Parents shouldn't be blamed
This blog talks about:
We are humans, we feel, think, and behave in certain ways. There are days when we feel exhausted, irritated, and angry. There are days when we feel depressed, sad, and withdrawn. There are also those days when we feel happy, excited, and cheerful. And there are even those days when we feel all of this in one day. It is especially more common when we become parents.
Parenting is the most challenging role we perform as humans. And more often than not, parents are blamed for all that goes wrong. They are blamed for the crying infant, the low scoring student, the neurotic teenager, and even for the vulnerable adult. As always it is easier to blame than address the issue and deal with it. And during this continuous act of blaming the parents, we tend to forget the humans behind the parents.
But what happens when someone becomes a parent? The human who until now was living their own feelings, thoughts and actions is now also living the feelings, thoughts and actions of another human. Becoming a parent can be the most beautiful feeling any human can experience in their whole life. And despite that, parents are blamed. Because it is easier to blame than to offer the right help.
It is this game of blame that often results in children saying "My parents don't get me at all", "I don't tell my parents anything, otherwise they always start lecturing", and parents saying something along the lines of "He never tells us anything, what can we do", "I have no influence over my 16 year old boy, he never listens to me at all", "We have given up on her, she is just so stubborn", "He rarely sits with us and spends much of the time in his room whenever he is home."
Isn't it sad that potentially one of the most beautiful intimate relationships which we can experience as humans generally suffers from such bad blood? I often wonder what happens which distances the children from parents and in the end both get blamed when neither should be blamed. Because all blaming does is further increase the distance, build up resentment and weaken the ability to reconnect.
So what can we do instead?
No matter the issue, whether it is lack of communication, mutual understanding, or disinterest in the parent-child connection, the only way forward is to address the feelings, thoughts and behaviour of the humans behind the parents and the humans behind the kids.
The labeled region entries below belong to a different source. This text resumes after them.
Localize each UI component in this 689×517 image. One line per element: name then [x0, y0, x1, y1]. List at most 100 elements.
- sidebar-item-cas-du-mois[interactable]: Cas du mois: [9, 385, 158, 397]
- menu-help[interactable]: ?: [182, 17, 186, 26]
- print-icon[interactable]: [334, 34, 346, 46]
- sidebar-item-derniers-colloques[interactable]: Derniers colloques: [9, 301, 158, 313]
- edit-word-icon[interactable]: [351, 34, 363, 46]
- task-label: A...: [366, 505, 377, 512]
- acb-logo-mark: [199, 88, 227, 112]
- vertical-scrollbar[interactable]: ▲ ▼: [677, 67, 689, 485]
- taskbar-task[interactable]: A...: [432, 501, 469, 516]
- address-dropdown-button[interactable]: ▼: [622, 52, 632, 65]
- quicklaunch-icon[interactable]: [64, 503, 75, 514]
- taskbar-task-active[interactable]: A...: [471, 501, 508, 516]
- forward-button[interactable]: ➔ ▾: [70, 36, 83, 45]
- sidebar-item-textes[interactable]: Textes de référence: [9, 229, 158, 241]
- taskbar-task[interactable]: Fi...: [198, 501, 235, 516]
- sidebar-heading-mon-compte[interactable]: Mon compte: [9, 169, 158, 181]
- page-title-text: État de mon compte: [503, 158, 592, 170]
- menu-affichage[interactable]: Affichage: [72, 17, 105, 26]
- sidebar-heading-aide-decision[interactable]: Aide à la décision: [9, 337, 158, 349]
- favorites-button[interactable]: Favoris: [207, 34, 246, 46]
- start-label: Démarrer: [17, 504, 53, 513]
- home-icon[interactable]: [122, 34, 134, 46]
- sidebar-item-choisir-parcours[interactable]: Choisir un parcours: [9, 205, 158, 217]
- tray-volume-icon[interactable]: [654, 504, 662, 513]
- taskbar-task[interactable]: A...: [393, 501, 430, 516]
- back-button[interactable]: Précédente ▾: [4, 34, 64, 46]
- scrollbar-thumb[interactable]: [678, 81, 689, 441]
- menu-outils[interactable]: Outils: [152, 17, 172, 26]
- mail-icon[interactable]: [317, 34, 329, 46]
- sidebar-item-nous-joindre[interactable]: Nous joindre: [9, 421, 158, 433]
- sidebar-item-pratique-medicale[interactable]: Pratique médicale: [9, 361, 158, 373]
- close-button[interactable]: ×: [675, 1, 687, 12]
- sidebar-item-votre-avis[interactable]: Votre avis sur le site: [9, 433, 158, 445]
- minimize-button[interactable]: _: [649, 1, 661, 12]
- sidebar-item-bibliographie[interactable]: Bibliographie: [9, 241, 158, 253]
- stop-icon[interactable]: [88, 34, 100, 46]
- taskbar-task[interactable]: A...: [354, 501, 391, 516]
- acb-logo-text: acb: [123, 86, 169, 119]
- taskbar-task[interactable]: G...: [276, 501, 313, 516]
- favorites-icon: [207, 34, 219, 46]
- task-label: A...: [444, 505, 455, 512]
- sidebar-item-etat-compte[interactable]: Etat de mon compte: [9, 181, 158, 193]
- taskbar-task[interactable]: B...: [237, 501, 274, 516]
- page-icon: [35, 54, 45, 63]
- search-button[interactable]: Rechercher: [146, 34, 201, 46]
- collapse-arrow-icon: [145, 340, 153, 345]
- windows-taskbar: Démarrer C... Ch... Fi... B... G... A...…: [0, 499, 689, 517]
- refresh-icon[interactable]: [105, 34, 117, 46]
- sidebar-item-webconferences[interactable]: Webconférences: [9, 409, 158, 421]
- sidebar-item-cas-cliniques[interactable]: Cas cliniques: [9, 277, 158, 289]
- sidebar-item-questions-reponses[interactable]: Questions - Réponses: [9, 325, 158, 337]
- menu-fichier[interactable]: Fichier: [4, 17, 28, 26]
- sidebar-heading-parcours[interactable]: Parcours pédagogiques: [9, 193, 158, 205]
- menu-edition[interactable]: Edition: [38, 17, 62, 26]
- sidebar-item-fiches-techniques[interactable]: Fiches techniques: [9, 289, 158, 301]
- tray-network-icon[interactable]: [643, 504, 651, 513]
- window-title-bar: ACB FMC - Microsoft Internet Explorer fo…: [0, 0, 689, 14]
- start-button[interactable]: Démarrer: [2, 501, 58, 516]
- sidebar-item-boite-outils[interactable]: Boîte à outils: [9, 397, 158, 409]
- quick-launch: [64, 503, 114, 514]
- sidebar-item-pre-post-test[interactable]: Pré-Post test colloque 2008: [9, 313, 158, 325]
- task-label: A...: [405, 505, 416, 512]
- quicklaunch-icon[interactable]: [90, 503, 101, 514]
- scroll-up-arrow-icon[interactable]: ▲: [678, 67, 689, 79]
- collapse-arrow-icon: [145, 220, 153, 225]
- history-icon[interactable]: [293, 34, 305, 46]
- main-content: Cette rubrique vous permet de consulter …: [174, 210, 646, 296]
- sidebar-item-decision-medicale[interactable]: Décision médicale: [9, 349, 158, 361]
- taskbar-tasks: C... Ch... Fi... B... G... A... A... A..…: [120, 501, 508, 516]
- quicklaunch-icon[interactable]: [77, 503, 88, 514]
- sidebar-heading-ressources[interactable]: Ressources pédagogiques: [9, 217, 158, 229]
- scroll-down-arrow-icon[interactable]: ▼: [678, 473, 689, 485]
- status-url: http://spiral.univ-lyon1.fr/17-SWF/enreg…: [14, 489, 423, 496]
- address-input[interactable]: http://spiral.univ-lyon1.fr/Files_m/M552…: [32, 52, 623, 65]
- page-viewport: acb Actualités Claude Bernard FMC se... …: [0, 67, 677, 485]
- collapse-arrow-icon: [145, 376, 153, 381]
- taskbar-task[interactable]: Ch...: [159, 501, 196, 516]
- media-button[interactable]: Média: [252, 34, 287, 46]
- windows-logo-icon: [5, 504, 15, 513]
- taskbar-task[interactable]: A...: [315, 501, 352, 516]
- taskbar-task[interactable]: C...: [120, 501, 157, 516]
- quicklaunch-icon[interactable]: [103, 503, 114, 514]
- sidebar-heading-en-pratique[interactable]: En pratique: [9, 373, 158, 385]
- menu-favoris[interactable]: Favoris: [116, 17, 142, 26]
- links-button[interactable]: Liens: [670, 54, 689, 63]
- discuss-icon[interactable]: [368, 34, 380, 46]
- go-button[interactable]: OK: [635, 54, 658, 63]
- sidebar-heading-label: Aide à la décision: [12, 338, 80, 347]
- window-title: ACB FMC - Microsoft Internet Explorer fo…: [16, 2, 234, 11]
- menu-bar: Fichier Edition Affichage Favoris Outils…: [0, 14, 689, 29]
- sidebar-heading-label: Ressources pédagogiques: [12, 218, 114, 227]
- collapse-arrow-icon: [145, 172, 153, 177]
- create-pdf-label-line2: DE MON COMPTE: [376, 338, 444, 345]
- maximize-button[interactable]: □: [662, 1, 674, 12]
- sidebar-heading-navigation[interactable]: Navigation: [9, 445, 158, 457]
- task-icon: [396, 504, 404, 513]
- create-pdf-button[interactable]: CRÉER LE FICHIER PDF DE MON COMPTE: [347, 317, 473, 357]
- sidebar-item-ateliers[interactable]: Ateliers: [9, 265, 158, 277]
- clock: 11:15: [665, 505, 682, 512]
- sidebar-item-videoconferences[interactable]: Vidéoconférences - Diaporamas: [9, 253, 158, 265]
This means listening without immediately fixing. It means parents acknowledging "I'm overwhelmed too" instead of pretending to have all the answers. It means children hearing "I'm trying my best, even when I mess up" without feeling guilty. It means family members sitting together and simply saying "I want to understand you better. Can we try again?"
Because here's the truth: when we stop blaming and start seeing each other as humans navigating life together, something shifts. The distance shrinks. The resentment softens. And that beautiful, intimate relationship we're all longing for becomes possible again.
Maybe the question isn't "who's to blame?" Maybe the real question is "how can we help each other be better humans?"